Ancient person for whom I

All the flutt’ring youth defy

Long be it ere thou grow old,

Aching, shaking, crazy, cold;

But still continue as thou art,

Ancient person of my heart

John Vanbrugh, the architect of Blenheim Palace, was a playwright of considerable standing. Lord Foppington, in The Relapse, is one of the great characters of Restoration (or post-Restoration) comedy. A man who hides his considerable intelligence under the guise of foppery. I have been fortunate to see, over the years, two great stage actors perform the part: Donald Sinden, and Alex Jennings. Foppington was perhaps an inspiration to Wodehouse. Here he is on books (Act II, scene I)

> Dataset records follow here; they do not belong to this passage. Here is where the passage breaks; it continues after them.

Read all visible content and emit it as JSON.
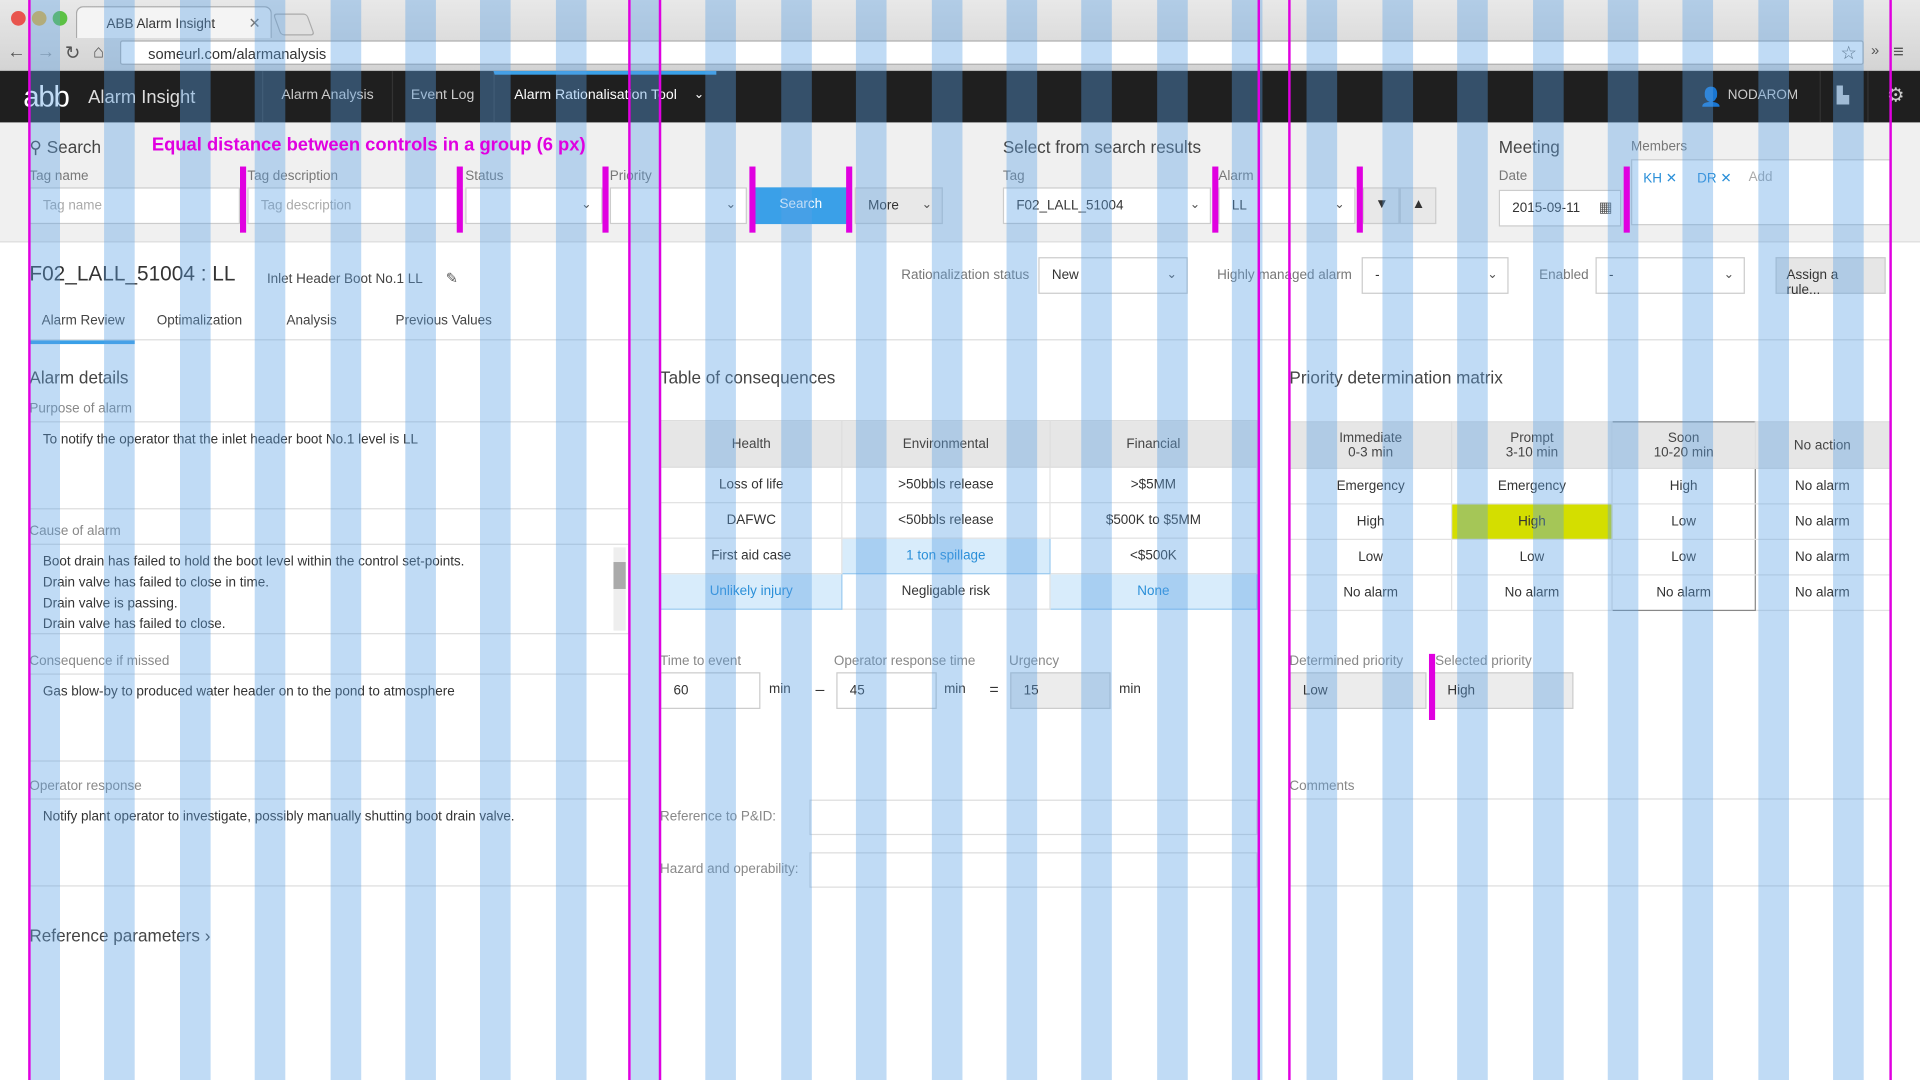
{
  "browser": {
    "tab_title": "ABB Alarm Insight",
    "url": "someurl.com/alarmanalysis"
  },
  "app": {
    "logo": "abb",
    "name": "Alarm Insight",
    "nav": [
      "Alarm Analysis",
      "Event Log",
      "Alarm Rationalisation Tool"
    ],
    "user": "NODAROM"
  },
  "search": {
    "title": "Search",
    "tag_name_label": "Tag name",
    "tag_name_placeholder": "Tag name",
    "tag_desc_label": "Tag description",
    "tag_desc_placeholder": "Tag description",
    "status_label": "Status",
    "priority_label": "Priority",
    "search_button": "Search",
    "more_button": "More"
  },
  "select_results": {
    "title": "Select from search results",
    "tag_label": "Tag",
    "tag_value": "F02_LALL_51004",
    "alarm_label": "Alarm",
    "alarm_value": "LL"
  },
  "meeting": {
    "title": "Meeting",
    "date_label": "Date",
    "date_value": "2015-09-11",
    "members_label": "Members",
    "members": [
      "KH",
      "DR"
    ],
    "add_label": "Add"
  },
  "alarm": {
    "id": "F02_LALL_51004 : LL",
    "description": "Inlet Header Boot No.1 LL",
    "rationalization_label": "Rationalization status",
    "rationalization_value": "New",
    "highly_managed_label": "Highly managed alarm",
    "highly_managed_value": "-",
    "enabled_label": "Enabled",
    "enabled_value": "-",
    "assign_button": "Assign a rule..."
  },
  "subtabs": [
    "Alarm Review",
    "Optimalization",
    "Analysis",
    "Previous Values"
  ],
  "details": {
    "title": "Alarm details",
    "purpose_label": "Purpose of alarm",
    "purpose": "To notify the operator that the inlet header boot No.1 level is LL",
    "cause_label": "Cause of alarm",
    "causes": [
      "Boot drain has failed to hold the boot level within the control set-points.",
      "Drain valve has failed to close in time.",
      "Drain valve is passing.",
      "Drain valve has failed to close."
    ],
    "consequence_label": "Consequence if missed",
    "consequence": "Gas blow-by to produced water header on to the pond to atmosphere",
    "response_label": "Operator response",
    "response": "Notify plant operator to investigate, possibly manually shutting boot drain valve.",
    "reference_params": "Reference parameters"
  },
  "consequences": {
    "title": "Table of consequences",
    "headers": [
      "Health",
      "Environmental",
      "Financial"
    ],
    "rows": [
      [
        "Loss of life",
        ">50bbls release",
        ">$5MM"
      ],
      [
        "DAFWC",
        "<50bbls release",
        "$500K to $5MM"
      ],
      [
        "First aid case",
        "1 ton spillage",
        "<$500K"
      ],
      [
        "Unlikely injury",
        "Negligable risk",
        "None"
      ]
    ],
    "time_label": "Time to event",
    "time_value": "60",
    "response_label": "Operator response time",
    "response_value": "45",
    "urgency_label": "Urgency",
    "urgency_value": "15",
    "unit": "min",
    "minus": "–",
    "equals": "=",
    "pid_label": "Reference to P&ID:",
    "hazard_label": "Hazard and operability:"
  },
  "priority": {
    "title": "Priority determination matrix",
    "headers": [
      {
        "name": "Immediate",
        "range": "0-3 min"
      },
      {
        "name": "Prompt",
        "range": "3-10 min"
      },
      {
        "name": "Soon",
        "range": "10-20 min"
      },
      {
        "name": "No action",
        "range": ""
      }
    ],
    "rows": [
      [
        "Emergency",
        "Emergency",
        "High",
        "No alarm"
      ],
      [
        "High",
        "High",
        "Low",
        "No alarm"
      ],
      [
        "Low",
        "Low",
        "Low",
        "No alarm"
      ],
      [
        "No alarm",
        "No alarm",
        "No alarm",
        "No alarm"
      ]
    ],
    "determined_label": "Determined priority",
    "determined_value": "Low",
    "selected_label": "Selected priority",
    "selected_value": "High",
    "comments_label": "Comments"
  },
  "annotation": "Equal distance between controls in a group (6 px)",
  "colors": {
    "accent": "#3aa0e8",
    "highlight": "#d4de00",
    "guide": "#e000e0",
    "header_bg": "#1f1f1f"
  }
}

Lord Foppington: .. I have a private gallery … is furnished with nothing but books and looking glasses. Madam, I have gilded ’em, and ranged ’em so prettily, before Gad, it is the most entertaining thing in the world to walk and look upon ’em.

Amanda: Nay, I love a neat library, too; but ’tis, I think, the inside of the book should recommend it most to us.

Lord Foppington: That, I must confess, I am nat altogether so fand of. Far to mind the inside  of a book, is to entertain one’s self with the forced product of another man’s brain.